The last of my CCCG 2020 papers is now on the arXiv: “New Results in Sona Drawing: Hardness and TSP Separation”, arXiv:2007.15784, with Chiu, Demaine, Diomidov, Hearn, Hesterberg, Korman, Parada, and Rudoy. (As you might infer from the long list of coauthors, it’s a Barbados workshop paper.) The paper studies a mathematical formalization of the lusona drawings of southwest Africa; in this formalization, a sona curve for a given set of points is a curve that can be drawn in a single motion, intersecting itself only at simple crossings, and surrounding each given point in a separate region of the plane, with no empty regions. The paper proves that it’s hard to find the shortest one, hard even to find whether one exists when restricted to grid edges, and gives tighter bounds for the widest possible ratio between sona curve length and TSP tour length; see the preprint or the video I already posted for more information.

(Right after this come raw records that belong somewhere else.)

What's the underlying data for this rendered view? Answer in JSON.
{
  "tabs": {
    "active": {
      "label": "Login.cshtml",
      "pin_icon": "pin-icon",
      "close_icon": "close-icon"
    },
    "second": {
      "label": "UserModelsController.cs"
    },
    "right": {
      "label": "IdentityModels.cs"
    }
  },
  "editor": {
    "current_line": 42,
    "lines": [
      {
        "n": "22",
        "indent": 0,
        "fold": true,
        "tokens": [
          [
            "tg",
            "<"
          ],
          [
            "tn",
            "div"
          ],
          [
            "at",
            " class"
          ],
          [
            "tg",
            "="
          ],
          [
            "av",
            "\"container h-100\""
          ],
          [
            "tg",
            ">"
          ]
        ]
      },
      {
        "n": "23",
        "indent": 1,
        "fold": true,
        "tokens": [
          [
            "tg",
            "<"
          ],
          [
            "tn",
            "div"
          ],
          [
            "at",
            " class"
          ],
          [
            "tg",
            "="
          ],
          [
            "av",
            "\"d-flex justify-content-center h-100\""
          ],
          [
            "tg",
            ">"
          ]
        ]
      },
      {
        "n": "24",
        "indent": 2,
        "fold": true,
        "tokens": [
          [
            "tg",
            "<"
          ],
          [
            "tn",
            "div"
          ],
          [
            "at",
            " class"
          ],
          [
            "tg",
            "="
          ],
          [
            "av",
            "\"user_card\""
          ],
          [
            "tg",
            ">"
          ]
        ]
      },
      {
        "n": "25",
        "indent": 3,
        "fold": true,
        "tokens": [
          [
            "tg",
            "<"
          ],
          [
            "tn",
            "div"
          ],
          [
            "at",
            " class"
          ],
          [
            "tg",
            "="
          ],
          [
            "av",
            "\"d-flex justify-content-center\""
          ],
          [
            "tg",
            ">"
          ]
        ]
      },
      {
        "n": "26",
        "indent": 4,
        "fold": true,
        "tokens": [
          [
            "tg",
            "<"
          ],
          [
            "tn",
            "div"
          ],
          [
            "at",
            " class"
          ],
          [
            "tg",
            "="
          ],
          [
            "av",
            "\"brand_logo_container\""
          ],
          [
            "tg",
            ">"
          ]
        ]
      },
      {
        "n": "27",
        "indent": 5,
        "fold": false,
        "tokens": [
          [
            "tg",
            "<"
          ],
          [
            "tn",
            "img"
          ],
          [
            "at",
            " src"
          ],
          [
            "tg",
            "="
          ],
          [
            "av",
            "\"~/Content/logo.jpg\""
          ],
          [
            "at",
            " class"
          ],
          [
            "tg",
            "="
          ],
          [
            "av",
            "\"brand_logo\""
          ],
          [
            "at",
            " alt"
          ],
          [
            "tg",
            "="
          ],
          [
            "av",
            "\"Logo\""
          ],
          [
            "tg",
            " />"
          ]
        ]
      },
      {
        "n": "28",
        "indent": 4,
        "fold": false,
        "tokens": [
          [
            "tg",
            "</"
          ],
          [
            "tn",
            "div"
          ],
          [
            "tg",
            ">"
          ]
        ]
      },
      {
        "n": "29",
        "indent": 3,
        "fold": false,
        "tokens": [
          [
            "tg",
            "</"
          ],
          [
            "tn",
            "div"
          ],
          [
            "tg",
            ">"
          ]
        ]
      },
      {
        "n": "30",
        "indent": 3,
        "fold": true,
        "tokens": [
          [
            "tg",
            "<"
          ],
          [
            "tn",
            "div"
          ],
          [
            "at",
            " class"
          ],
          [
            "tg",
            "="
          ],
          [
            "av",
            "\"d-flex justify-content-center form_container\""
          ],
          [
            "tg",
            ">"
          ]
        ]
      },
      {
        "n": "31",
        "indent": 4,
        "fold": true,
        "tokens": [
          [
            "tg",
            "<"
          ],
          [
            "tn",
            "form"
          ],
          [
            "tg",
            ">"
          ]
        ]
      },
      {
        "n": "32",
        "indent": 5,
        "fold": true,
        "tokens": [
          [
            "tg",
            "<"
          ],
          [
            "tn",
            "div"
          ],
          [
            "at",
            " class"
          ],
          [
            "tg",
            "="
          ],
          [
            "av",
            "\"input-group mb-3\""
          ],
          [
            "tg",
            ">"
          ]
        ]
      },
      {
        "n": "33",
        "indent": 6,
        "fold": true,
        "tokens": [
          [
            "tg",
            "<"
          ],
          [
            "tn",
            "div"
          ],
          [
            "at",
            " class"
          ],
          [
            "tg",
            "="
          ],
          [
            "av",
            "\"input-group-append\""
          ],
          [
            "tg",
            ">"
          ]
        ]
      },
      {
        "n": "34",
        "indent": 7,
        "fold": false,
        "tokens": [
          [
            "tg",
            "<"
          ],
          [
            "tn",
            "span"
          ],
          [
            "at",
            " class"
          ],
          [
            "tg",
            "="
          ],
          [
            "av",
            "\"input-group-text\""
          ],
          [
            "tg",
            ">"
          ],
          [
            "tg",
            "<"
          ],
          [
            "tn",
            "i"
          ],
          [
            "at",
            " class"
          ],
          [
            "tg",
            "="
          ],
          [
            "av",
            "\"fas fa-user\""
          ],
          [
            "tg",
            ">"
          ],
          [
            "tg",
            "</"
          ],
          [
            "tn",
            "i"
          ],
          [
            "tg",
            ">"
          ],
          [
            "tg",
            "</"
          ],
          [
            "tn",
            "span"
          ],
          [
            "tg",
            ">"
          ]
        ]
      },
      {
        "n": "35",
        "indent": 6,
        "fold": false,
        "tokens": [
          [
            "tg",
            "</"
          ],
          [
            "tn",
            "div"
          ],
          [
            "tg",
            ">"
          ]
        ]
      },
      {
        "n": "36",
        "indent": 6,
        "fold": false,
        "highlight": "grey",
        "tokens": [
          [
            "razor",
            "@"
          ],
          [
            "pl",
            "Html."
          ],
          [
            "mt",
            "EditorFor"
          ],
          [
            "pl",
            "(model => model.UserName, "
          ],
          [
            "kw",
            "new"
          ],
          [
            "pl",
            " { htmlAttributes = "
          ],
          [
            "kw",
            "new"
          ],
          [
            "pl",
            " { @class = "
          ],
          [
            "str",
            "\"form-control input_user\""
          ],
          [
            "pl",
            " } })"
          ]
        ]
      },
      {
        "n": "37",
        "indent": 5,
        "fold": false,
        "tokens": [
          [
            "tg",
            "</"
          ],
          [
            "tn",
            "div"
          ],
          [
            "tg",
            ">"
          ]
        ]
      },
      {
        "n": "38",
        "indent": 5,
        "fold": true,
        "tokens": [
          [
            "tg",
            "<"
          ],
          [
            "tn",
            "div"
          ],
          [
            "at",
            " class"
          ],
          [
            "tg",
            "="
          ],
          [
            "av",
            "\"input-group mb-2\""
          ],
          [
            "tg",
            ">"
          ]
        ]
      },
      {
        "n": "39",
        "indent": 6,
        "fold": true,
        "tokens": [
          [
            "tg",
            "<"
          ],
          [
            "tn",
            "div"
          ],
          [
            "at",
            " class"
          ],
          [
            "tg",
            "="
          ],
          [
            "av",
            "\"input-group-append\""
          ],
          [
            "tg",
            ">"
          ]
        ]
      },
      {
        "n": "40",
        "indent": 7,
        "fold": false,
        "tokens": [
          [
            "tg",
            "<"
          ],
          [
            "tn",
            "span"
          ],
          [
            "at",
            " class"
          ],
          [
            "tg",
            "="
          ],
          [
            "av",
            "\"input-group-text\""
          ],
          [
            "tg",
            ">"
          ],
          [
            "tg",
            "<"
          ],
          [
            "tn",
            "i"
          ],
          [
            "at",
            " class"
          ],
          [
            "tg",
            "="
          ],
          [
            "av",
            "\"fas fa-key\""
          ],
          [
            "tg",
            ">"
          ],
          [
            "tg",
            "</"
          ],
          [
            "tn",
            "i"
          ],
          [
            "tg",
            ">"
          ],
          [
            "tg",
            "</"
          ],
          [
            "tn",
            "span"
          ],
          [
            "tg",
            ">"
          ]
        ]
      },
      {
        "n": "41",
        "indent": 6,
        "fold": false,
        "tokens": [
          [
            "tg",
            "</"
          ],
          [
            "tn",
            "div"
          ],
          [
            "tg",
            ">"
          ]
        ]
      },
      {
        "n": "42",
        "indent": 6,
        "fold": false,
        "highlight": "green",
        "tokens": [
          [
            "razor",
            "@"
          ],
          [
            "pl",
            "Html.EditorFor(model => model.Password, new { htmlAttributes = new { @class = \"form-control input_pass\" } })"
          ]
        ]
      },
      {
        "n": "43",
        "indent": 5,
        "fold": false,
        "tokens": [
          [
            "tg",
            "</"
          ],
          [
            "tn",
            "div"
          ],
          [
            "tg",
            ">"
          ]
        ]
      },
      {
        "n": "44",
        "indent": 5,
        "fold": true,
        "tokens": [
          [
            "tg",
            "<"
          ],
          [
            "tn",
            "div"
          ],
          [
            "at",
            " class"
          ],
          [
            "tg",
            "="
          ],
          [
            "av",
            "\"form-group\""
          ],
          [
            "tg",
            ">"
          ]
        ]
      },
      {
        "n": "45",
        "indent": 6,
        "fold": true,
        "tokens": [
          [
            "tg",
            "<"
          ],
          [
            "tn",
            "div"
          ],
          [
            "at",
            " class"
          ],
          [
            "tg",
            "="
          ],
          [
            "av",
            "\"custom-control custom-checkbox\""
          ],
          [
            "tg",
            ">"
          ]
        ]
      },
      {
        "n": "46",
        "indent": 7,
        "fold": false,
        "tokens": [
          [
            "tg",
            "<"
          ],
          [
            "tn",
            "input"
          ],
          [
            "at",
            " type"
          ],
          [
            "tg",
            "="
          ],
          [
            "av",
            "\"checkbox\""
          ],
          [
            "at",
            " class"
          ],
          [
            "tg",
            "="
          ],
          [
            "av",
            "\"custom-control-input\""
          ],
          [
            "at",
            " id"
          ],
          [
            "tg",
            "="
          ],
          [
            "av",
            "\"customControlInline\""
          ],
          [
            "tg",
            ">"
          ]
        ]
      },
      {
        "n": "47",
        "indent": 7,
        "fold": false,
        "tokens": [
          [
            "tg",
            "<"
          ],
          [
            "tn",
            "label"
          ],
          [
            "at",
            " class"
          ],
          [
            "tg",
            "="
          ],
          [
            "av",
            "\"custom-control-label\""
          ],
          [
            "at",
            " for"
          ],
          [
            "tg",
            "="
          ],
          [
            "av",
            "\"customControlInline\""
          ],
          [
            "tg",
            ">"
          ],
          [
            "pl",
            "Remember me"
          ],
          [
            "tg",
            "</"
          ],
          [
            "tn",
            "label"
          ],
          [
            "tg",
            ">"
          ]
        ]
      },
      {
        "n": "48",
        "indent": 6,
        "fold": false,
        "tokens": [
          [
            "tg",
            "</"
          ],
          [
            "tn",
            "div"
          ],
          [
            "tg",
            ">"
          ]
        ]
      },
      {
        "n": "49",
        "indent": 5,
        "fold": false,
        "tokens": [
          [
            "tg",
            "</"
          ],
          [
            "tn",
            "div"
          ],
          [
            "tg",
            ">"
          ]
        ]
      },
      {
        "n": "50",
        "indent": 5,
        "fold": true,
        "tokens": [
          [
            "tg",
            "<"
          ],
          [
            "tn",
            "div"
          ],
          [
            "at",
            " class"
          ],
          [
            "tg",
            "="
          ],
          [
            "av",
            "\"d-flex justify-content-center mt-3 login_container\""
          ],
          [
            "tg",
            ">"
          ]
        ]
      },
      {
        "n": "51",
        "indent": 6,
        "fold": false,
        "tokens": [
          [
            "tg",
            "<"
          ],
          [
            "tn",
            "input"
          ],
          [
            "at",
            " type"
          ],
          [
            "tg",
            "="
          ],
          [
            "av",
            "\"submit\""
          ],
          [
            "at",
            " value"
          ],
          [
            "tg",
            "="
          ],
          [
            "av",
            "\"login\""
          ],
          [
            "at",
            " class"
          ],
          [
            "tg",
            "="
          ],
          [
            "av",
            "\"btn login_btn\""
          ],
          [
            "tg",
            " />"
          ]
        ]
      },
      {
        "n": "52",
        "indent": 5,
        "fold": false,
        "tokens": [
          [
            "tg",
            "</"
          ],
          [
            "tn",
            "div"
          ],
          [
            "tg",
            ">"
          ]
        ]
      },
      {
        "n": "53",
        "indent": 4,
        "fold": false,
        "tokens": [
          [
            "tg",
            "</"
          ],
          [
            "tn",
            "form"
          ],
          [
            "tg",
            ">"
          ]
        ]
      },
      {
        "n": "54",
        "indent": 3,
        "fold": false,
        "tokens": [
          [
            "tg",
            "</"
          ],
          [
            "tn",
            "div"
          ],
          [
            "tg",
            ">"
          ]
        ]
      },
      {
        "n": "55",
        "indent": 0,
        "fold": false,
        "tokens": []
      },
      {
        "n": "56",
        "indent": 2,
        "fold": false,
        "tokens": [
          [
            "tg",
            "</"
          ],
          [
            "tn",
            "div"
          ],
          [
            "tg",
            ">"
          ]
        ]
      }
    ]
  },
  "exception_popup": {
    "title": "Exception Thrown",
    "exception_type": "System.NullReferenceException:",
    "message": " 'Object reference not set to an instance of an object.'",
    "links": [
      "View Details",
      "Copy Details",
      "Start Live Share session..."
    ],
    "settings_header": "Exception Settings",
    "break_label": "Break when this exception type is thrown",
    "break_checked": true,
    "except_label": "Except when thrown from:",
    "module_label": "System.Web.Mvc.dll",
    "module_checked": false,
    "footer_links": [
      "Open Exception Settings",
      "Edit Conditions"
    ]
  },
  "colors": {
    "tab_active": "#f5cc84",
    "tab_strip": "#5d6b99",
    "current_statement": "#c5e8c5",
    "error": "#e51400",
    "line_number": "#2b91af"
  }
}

To save this post from being content-free, here’s a research question that we didn’t even state in the paper, let alone make any progress on solving: just how many of these curves can a given set of points have? A sona curve can be described as a 4-regular plane multigraph (satisfying certain extra conditions) together with an assignment of the given points to its bounded faces, so there are finitely many of these things up to some sort of topological equivalence. And because this is topological it shouldn’t matter where the points are placed in the plane: the number of curves should be a function only of the number of points. I tried hand-enumerating the curves for up to three points but it was already messy and I’m not certain I got them all. (In an earlier version of this post I definitely didn’t get them all — I had to update the figure below after finding more.) Here are the ones I found:

Sona curves for up to three points

If this hand enumeration is correct, then the numbers of sona curves for \(n\) labeled points form an integer sequence beginning \(1, 3, 24,\dots\) and the numbers for unlabeled points form a sequence beginning \(1, 2, 5,\dots\) but I don’t really know anything more than that for this problem.

Another research direction I don’t know much about yet: given a topological equivalence class of sona drawings, how can we find a good layout for it as an explicit drawing? There’s lots of research on drawing plane graphs nicely but it’s not clear how much of it carries over to making nice sona curves.